La demanderesse invoque, à l'appui de son pourvoi, le moyen unique de cassation annexé au présent arrêt.
Le dossier a été communiqué au procureur général.
Sur le rapport de M. Parneix, conseiller, les observations de la SCP Baraduc, Duhamel et Rameix, avocat de la société Nouvelle aventure, de la SCP Nicolaÿ, de Lanouvelle et Hannotin, avocat de MM. K... et A... C..., après débats en l'audience publique du 9 mars 2021 où étaient présents M. Chauvin, président, M. Parneix, conseiller rapporteur, M. Echappé, conseiller doyen, et Mme Berdeaux, greffier de chambre,
la troisième chambre civile de la Cour de cassation, composée des président et conseillers précités, après en avoir délibéré conformément à la loi, a rendu le présent arrêt.
Faits et procédure
1. Selon l'arrêt attaqué (Douai, 19 décembre 2019), le 1er juillet 2005, la SCI Nouvelle aventure a donné à bail un logement à V... P..., décédée le [...], en laissant pour lui succéder ses trois enfants, U..., Y... et J... P....

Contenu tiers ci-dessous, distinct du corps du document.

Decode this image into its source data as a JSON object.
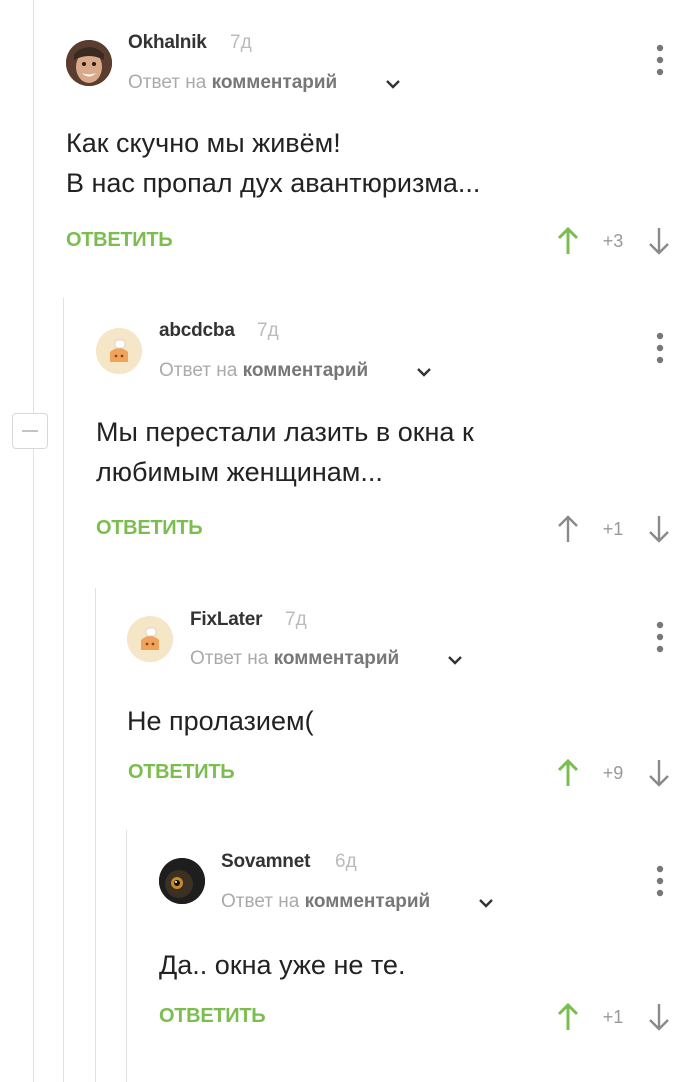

2. Le [...], J... P... est décédée, en laissant pour lui succéder ses deux enfants, MM. K... et A... C....
3. Soutenant que les lieux étaient toujours occupés par les meubles et les effets personnels laissés par l'ex-locataire, la SCI Nouvelle aventure a assigné M. U... P..., Mme Y... P... et MM. K... et A... C... en paiement d'une indemnité d'occupation.
Examen du moyen
Sur le moyen unique, pris en sa première branche
Enoncé du moyen
4. La SCI Nouvelle aventure fait grief à l'arrêt de rejeter sa demande, alors « que l'occupation sans droit ni titre d'un immeuble confère à son propriétaire un droit au paiement d'une indemnité d'occupation, dont le versement s'impose tant que l'occupant n'a pas libéré les lieux, ce qui est le cas lorsqu'il continue à y entreposer ses effets personnels ; qu'en l'espèce, il n'était pas discuté que la totalité des biens meubles de Mme V... P..., décédée le [...], étaient restés entreposés dans le logement que lui louait la société Nouvelle aventure, et que cette dernière n'avait perçu aucun loyer ni indemnité en contrepartie de cette occupation ; qu'en déboutant cependant la société Nouvelle aventure de sa demande dirigée contre les héritiers, tendant au versement d'une indemnité pour l'occupation de son bien depuis le [...], la cour d'appel a violé les articles 544 du code civil et 1382 du code civil dans sa rédaction antérieure à l'ordonnance n° 2016-131 du 10 février 2016, devenu l'article 1240 du même code. »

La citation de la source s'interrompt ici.